Initially, she really struggled when I called her out on it. “Oh my goodness, can you believe that guy had socks and sandals on!? But, he did have a nice smile and held the door open for us.” After a while my friend stopped judging or being negative and only vocalized the two positives she saw at present. And truly, her comments were genuine. She said that she had learned to retrain her focus on finding the positive in any situation she faced.

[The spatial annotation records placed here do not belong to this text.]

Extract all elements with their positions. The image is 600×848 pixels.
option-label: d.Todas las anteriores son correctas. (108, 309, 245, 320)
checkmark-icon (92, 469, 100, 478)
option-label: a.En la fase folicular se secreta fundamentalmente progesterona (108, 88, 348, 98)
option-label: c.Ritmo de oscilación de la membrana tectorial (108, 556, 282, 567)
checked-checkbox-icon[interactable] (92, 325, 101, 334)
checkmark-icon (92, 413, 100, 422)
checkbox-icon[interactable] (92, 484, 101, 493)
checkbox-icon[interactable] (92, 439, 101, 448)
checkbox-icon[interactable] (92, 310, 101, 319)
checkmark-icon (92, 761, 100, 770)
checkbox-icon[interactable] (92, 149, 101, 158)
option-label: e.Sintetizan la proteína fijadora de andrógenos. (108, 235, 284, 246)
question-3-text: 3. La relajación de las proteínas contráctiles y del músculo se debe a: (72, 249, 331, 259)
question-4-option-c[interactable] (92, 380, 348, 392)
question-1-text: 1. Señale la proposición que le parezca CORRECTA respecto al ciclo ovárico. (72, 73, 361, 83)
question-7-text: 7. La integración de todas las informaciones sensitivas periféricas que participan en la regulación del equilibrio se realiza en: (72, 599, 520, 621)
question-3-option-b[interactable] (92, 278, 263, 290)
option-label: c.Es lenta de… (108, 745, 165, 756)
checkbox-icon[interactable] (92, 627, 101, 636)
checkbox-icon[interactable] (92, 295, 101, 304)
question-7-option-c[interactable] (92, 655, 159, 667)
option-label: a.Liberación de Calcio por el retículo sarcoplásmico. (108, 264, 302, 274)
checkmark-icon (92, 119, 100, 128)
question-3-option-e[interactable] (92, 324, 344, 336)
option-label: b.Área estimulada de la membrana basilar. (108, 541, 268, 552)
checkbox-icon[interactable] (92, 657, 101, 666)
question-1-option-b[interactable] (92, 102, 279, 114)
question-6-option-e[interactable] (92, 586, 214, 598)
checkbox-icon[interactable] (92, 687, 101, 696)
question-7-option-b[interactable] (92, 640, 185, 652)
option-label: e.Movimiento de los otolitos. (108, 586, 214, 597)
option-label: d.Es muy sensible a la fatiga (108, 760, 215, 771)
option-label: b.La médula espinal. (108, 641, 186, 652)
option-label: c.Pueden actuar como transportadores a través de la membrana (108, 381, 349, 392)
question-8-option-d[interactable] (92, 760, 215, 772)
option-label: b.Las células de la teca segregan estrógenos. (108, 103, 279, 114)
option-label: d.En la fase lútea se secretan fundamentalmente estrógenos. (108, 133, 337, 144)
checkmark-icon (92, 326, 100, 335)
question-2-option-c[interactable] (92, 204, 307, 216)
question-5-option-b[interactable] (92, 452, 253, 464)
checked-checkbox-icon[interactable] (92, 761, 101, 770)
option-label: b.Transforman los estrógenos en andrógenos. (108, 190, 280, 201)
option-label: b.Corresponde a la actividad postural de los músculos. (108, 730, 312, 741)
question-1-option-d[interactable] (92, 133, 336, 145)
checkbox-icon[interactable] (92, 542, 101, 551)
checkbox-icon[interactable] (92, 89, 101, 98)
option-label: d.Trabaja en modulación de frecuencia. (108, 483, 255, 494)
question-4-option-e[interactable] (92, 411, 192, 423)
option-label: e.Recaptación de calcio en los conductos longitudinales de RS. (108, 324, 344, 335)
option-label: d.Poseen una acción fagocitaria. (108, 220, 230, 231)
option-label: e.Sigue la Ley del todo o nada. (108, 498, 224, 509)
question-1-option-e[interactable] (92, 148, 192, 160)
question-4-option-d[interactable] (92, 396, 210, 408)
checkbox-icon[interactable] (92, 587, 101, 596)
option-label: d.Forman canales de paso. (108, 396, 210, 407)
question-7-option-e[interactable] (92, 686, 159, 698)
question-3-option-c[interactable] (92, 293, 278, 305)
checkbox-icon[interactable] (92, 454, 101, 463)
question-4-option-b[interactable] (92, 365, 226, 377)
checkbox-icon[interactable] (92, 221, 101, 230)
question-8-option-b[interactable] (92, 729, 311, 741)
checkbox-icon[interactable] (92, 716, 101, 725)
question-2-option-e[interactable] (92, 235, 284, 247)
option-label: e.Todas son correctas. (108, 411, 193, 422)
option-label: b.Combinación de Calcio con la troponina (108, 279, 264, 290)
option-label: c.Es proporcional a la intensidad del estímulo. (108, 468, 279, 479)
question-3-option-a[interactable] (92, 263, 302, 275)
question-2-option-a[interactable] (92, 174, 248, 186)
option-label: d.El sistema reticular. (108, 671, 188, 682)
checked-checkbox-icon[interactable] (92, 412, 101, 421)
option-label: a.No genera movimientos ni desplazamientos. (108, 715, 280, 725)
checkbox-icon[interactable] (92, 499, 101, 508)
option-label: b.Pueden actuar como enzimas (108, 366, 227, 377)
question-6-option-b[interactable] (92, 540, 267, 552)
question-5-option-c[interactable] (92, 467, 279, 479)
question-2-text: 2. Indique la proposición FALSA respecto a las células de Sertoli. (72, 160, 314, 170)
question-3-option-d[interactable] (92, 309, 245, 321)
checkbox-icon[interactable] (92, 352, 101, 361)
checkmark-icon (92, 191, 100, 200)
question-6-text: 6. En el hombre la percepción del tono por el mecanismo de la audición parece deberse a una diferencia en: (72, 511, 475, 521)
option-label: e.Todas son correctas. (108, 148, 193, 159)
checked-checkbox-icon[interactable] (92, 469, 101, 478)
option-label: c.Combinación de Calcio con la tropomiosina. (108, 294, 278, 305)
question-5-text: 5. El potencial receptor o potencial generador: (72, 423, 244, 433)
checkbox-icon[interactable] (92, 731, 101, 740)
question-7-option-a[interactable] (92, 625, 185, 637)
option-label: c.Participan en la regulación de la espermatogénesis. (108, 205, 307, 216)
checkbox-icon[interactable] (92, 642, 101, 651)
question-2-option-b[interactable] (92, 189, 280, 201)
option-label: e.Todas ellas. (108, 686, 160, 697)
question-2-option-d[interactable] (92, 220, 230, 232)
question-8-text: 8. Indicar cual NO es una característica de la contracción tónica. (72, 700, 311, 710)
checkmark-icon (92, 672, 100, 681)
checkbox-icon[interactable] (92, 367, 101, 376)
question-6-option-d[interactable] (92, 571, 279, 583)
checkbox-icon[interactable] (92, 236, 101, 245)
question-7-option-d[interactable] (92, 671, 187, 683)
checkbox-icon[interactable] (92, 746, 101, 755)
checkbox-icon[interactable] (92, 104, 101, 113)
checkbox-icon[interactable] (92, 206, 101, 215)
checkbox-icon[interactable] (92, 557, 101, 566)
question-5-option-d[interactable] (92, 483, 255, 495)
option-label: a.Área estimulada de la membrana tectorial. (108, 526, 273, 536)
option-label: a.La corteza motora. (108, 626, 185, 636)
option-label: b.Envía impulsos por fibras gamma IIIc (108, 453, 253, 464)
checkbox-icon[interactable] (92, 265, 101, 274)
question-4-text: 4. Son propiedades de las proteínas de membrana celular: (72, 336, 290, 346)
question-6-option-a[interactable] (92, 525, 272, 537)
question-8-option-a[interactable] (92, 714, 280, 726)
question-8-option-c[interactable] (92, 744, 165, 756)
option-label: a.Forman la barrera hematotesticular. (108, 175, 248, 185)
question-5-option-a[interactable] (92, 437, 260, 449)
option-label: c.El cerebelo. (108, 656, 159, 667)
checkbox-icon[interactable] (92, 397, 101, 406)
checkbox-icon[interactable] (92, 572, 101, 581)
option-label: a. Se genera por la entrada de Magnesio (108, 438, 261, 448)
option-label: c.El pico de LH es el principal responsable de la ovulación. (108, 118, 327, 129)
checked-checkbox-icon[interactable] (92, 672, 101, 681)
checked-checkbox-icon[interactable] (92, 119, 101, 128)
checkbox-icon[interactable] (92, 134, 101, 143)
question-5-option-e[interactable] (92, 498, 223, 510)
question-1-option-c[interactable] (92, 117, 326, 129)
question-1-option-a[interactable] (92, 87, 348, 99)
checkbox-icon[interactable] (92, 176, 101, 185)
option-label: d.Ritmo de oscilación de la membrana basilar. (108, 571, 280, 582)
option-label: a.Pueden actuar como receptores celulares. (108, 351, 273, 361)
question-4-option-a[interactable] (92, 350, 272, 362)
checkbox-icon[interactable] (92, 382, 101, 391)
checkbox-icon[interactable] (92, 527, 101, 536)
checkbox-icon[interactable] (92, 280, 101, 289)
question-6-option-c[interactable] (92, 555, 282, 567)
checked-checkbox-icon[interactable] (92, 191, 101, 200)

Finding the positive in any given scenario is a habit that we should all practice, as human beings and especially in our role as parents. Many of us know a “Negative Nancy” or “Debbie Downer.” Admit, it gets a bit tiresome and hard to be around others who are judgemental or overly pessimistic. Imagine what message is being sent to children when we are too quick to point out the negative in a given situation. Our comments and actions say, “Focus on the worst! Find the awful!” After awhile, children pick up on those cues and begin to model the same negative perspective. Before we know it, we find ourselves in an embarrassing situation where our child may only be repeating a negative comment that they have overheard us say OUT LOUD!
Here is my challenge to you. When you find yourself or your child focusing on the negative in a situation, practice the 2 Positives Rule. I’m not saying to completely disregard or turn a blind eye to what may feel unpleasant or be an obstacle. It’s important to acknowledge it and process it. However, the key is to then follow up with the practice of looking on the bright side and finding two positives in the situation. It can be a simple verbal cue of “Okay, I can see you’re upset. Let’s find our positives here, I’ll find one and then you find one.” It will take some time to fall natural practice but the point is to cue a conversation with your child in guiding them to a learn how to sustain a positive perspective when faced with discomfort or adversity.